The 39-year-old multi-champ superstar had just signed up until the end of 2020, by which time he will be into his forties.

Walking down pit lane, I bumped into an old pal who has worked with VR since he came to the premier class in 2000. “He’s starting to look like a bed-blocker,” I joked. The bristling response was immediate: “He’s a pretty fast bed-blocker.”

Then Valentino put the Yamaha on the podium, ahead of his teammate, Maverick Vinales, and I felt slightly chastened.

But subsequent events seem to have rather borne me out.

Valentino’s residency in the Movistar-backed factory team (along with a slightly hard-to-understand early two-year renewal also for the off-form Maverick) had its biggest casualty in the run-up to last weekend’s Spanish GP.

Yamaha lost Johann Zarco, the most promising new rider they’ve had in years. Understandably, the French double Moto2 champ thought himself worthy of a factory ride. Yamaha didn’t have one available until 2021.
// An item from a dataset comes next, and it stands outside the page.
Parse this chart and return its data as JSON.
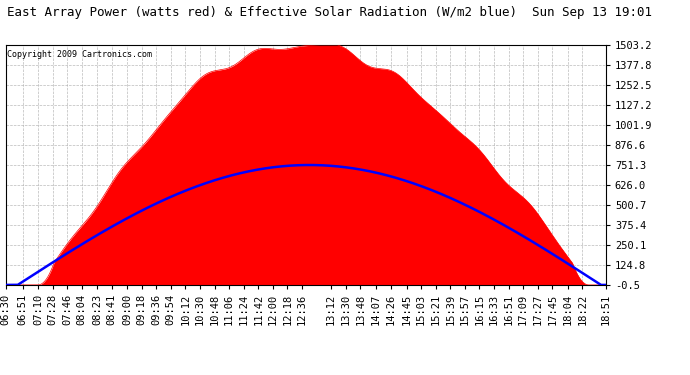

They had also already lost Tech 3, again to KTM. The French squad has long played second fiddle to the factory, especially technically, as a place to get a few more miles out of superannuated bikes. Last year, their M1 bitsas were better than the factory bikes. But their role as a feeder team had become redundant.

Now Tech 3 has been promised full factory support from KTM, and the latest factory bikes. The experienced French squad will play an important development role with the Austrian newcomers. Yamaha has lost a strong ally.

Rossi’s overbearing influence was painfully clear in Argentina.

As you’ll recall, Marquez made an over-ambitious overtake, and bumped Rossi off. (Surprisingly, in fact; Rossi was surely aware of Marquez’s approach, and knows his reputation. When Marquez has made similar moves on Dovizioso, Dovi gave him enough room to outbrake himself, and zipped back past on the exit. Three times. But that is a moot point, and there is no doubt that Marquez was in the wrong.)

After the race, Marquez and Honda team manager Alberto Puig strode straight down pit lane to the Yamaha box to apologise. They were promptly and firmly told to… well, “go away”, though not so politely, by Rossi’s right-hand-man Uccio Salucci.

But where was Yamaha team manager Lin Jarvis? He took a back seat. Many might think a more correct protocol would have been for him to at least exchange words with Puig.

But Rossi is too important. He’s too popular. He is bigger than the team, and in many ways bigger than the sport.

This cannot be a very comfortable position for a classic Japanese factory.

Worse still, imagine the public opprobrium if Yamaha dumped him.

They are caught between the devil and the deep blue sea. And Rossi is both of those things.